Stroke Severity Tools for Differentiating Large Vessel Occlusion from Non-Large Vessel Occlusion
The National Institutes of Health Stroke Scale (NIHSS) is the most validated and reliable stroke severity tool for differentiating between large vessel occlusion (LVO) and non-large vessel occlusion, with an optimal cutoff score of ≥10 balancing sensitivity (73%) and specificity (74%) in hospital settings. 1
Key Validated Stroke Severity Tools for LVO Detection
The 2018 American Heart Association/American Stroke Association guidelines identified four most frequently validated LVO prediction instruments:
National Institutes of Health Stroke Scale (NIHSS)
- Most extensively validated tool
- Hospital setting: Optimal cutoff ≥10 (73% sensitivity, 74% specificity)
- Higher sensitivity threshold: ≥6 (87% sensitivity, 52% specificity)
- Area under curve (AUC): 0.70-0.85
Cincinnati Prehospital Stroke Severity Scale (CPSSS)
- Prehospital setting: Cutoff ≥2
- Sensitivity: 56-65%, Specificity: 84-85%
- AUC: 0.75-0.80
Los Angeles Motor Scale (LAMS)
- Prehospital setting: Cutoff ≥4
- Sensitivity: 47%, Specificity: 90-96%
- AUC: 0.70-0.85
Rapid Arterial Occlusion Evaluation (RACE)
- Prehospital setting: Cutoff ≥5
- Sensitivity: 67%, Specificity: 85%
- AUC: 0.83
Setting-Specific Recommendations
Hospital Emergency Department Setting
In hospital settings, the NIHSS is the optimal LVO prediction instrument because:
- It has the largest validation dataset
- It's already recommended for stroke severity assessment by AHA/ASA guidelines
- It's a quality performance measure for stroke care
- It has acceptable reliability when administered by physicians or nurses
- It offers flexibility in threshold selection based on clinical priorities 1
Prehospital Setting
For emergency medical services (EMS) in the field:
- CPSSS, LAMS, and RACE are all acceptable options
- No clear evidence for superiority of one scale over others
- The shortened NIHSS for EMS (sNIHSS-EMS) shows promise with LVO prediction at cutoff ≥6 (sensitivity 70%, specificity 81%) 2
Clinical Implementation Algorithm
Determine clinical setting:
- Hospital ED with neurologist available → Use full NIHSS
- Hospital ED without neurologist → Use NIHSS or simplified scales
- Prehospital/EMS → Use CPSSS, LAMS, or RACE
Apply appropriate threshold based on priorities:
- If prioritizing sensitivity (fewer missed LVOs):
- NIHSS ≥6 (87% sensitivity, 52% specificity)
- If balancing sensitivity/specificity:
- NIHSS ≥10 (73% sensitivity, 74% specificity)

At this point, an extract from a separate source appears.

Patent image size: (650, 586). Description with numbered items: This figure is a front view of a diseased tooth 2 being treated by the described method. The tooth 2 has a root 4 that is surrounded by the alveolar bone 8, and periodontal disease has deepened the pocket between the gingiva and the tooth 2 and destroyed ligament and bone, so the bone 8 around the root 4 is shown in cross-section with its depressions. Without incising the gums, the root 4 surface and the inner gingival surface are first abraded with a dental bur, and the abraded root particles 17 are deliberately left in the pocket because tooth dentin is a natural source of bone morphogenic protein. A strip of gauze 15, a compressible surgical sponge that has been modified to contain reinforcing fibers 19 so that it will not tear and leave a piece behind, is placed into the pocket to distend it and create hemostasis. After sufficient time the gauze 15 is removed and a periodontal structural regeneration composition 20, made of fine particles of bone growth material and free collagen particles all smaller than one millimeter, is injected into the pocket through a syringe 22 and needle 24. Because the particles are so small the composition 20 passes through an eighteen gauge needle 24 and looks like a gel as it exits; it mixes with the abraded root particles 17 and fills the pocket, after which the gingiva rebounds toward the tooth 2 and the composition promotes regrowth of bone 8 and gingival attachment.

- CPSSS ≥2 (56-65% sensitivity, 84-85% specificity)
- RACE ≥5 (67% sensitivity, 85% specificity)
- If prioritizing sensitivity (fewer missed LVOs):
Interpret results with caution:
- Positive test: LVO probability 35-50% (false positive rate 50-65%)

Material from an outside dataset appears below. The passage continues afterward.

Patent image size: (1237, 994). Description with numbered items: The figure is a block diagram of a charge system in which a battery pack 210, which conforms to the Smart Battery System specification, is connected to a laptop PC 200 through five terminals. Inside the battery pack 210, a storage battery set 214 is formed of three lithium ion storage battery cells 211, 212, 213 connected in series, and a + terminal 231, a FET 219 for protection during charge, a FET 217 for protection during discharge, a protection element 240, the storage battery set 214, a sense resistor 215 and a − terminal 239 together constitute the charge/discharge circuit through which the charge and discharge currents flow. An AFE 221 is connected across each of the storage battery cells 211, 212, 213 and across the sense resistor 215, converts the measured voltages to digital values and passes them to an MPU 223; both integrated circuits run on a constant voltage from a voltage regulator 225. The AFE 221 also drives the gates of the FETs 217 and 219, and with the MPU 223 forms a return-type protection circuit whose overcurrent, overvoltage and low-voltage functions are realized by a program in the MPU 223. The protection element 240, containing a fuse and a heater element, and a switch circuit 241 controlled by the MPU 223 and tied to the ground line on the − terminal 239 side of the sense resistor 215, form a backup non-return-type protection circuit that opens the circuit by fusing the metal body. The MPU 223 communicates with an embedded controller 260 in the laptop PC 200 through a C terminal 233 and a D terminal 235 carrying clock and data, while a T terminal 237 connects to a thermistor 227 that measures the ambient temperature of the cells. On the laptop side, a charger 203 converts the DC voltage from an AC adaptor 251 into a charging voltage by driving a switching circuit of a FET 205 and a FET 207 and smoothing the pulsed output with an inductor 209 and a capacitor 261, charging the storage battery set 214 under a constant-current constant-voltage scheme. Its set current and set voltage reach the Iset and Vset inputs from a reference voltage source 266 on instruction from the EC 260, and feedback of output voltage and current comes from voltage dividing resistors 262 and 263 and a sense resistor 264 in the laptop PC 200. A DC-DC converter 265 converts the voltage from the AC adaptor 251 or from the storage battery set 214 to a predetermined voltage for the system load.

- Negative test: LVO still possible in ~10% of cases
Important Caveats and Pitfalls
No perfect tool exists - No scale can determine LVO with both high sensitivity and specificity 1
False negatives occur - Even with optimal thresholds, some LVO cases will be missed. For example, 13% of patients with proximal occlusions had NIHSS scores of 0 in one study 3
Clinical scales cannot replace vessel imaging - While useful for triage, these scales should not be used as substitutes for CT angiography or MR angiography 4
Prevalence affects predictive value - The underlying prevalence of LVO significantly impacts the positive and negative predictive values of these tools 1
Limited prehospital validation - Most studies were conducted in hospital settings rather than by EMS in the field, limiting confidence in prehospital application 1
By understanding these tools' strengths and limitations, clinicians can make more informed decisions about patient triage and imaging, potentially improving outcomes for patients with large vessel occlusions who may benefit from endovascular therapy.